Simian Virus 40 Activates ATR-Δp53 Signaling To Override Cell Cycle and DNA Replication Control

During infection, simian virus 40 (SV40) attempts to take hold of the cell, while the host responds with various defense systems, including the ataxia-telangiectasia mutated/ATM-Rad3 related (ATM/ATR)-mediated DNA damage response pathways. Here we show that upon viral infection, ATR directly activates the p53 isoform Delta p53, leading to upregulation of the Cdk inhibitor p21 and downregulation of cyclin A-Cdk2/1 (AK) activity, which force the host to stay in the replicative S phase. Moreover, downregulation of AK activity is a prerequisite for the generation of hypophosphorylated, origin-competent DNA polymerase alpha-primase (hypo-Pol alpha), which is, unlike AK-phosphorylated Pol alpha (P-Pol alpha), recruited by SV40 large T antigen (T-Ag) to initiate viral DNA replication.
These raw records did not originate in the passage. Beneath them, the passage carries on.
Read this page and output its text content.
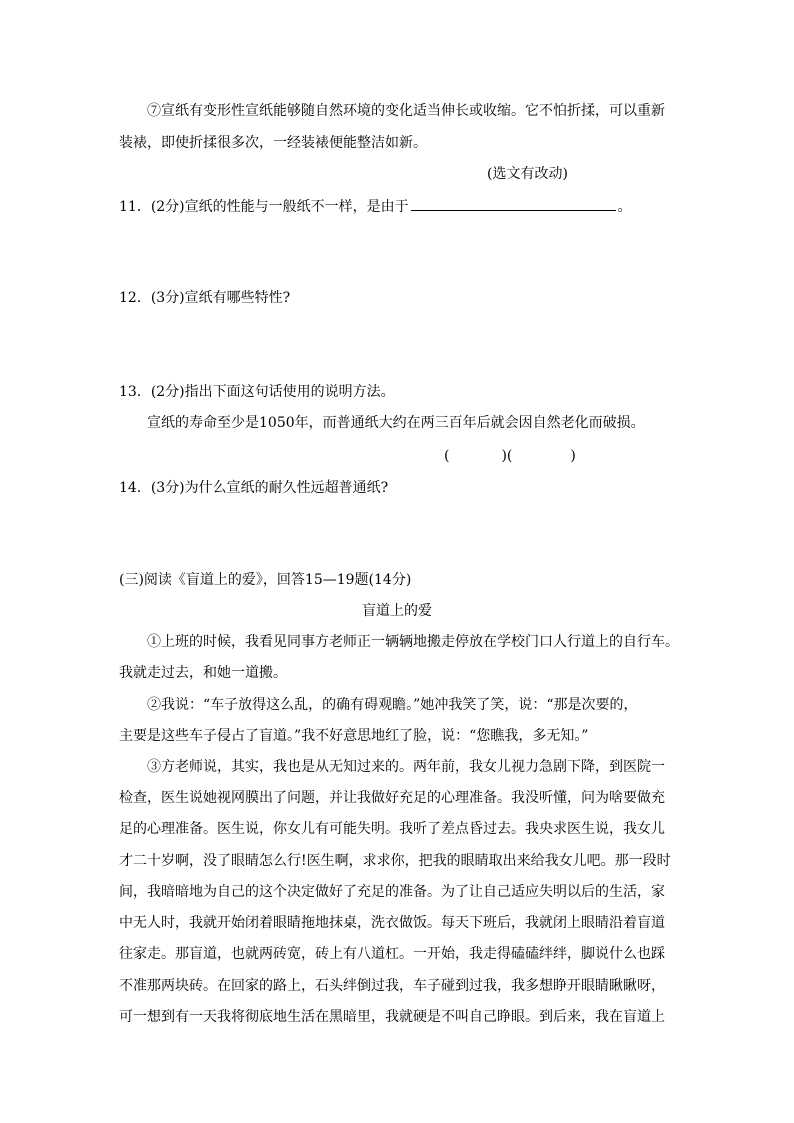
⑦宣纸有变形性宣纸能够随自然环境的变化适当伸长或收缩。它不怕折揉，可以重新
装裱，即使折揉很多次，一经装裱便能整洁如新。
(选文有改动)
11．(2分)宣纸的性能与一般纸不一样，是由于	。
12．(3分)宣纸有哪些特性?
13．(2分)指出下面这句话使用的说明方法。
宣纸的寿命至少是1050年，而普通纸大约在两三百年后就会因自然老化而破损。
(	)(	)
14．(3分)为什么宣纸的耐久性远超普通纸?
(三)阅读《盲道上的爱》，回答15—19题(14分)
盲道上的爱
①上班的时候，我看见同事方老师正一辆辆地搬走停放在学校门口人行道上的自行车。
我就走过去，和她一道搬。
②我说：“车子放得这么乱，的确有碍观瞻。”她冲我笑了笑，说：“那是次要的，
主要是这些车子侵占了盲道。”我不好意思地红了脸，说：“您瞧我，多无知。”
③方老师说，其实，我也是从无知过来的。两年前，我女儿视力急剧下降，到医院一
检查，医生说她视网膜出了问题，并让我做好充足的心理准备。我没听懂，问为啥要做充
足的心理准备。医生说，你女儿有可能失明。我听了差点昏过去。我央求医生说，我女儿
才二十岁啊，没了眼睛怎么行!医生啊，求求你，把我的眼睛取出来给我女儿吧。那一段时
间，我暗暗地为自己的这个决定做好了充足的准备。为了让自己适应失明以后的生活，家
中无人时，我就开始闭着眼睛拖地抹桌，洗衣做饭。每天下班后，我就闭上眼睛沿着盲道
往家走。那盲道，也就两砖宽，砖上有八道杠。一开始，我走得磕磕绊绊，脚说什么也踩
不准那两块砖。在回家的路上，石头绊倒过我，车子碰到过我，我多想睁开眼睛瞅瞅呀，
可一想到有一天我将彻底地生活在黑暗里，我就硬是不叫自己睁眼。到后来，我在盲道上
Prevention of the downregulation of AK activity by inactivation of ATR-Delta p53-p21 signaling significantly reduced the T-Ag-interacting hypo-Pol alpha population and, accordingly, SV40 replication efficiency. Moreover, the ATR-Delta p53 pathway facilitates the proteasomal degradation of the 180-kDa catalytic subunit of the non-T-Ag-interacting P-Pol alpha, giving rise to T-Ag-interacting hypo-Pol alpha. Thus, the purpose of activating the ATR-Delta p53-p21-mediated intra-S checkpoint is to maintain the host in S phase, an optimal environment for SV40 replication, and to modulate the host DNA replicase, which is indispensable for viral amplification.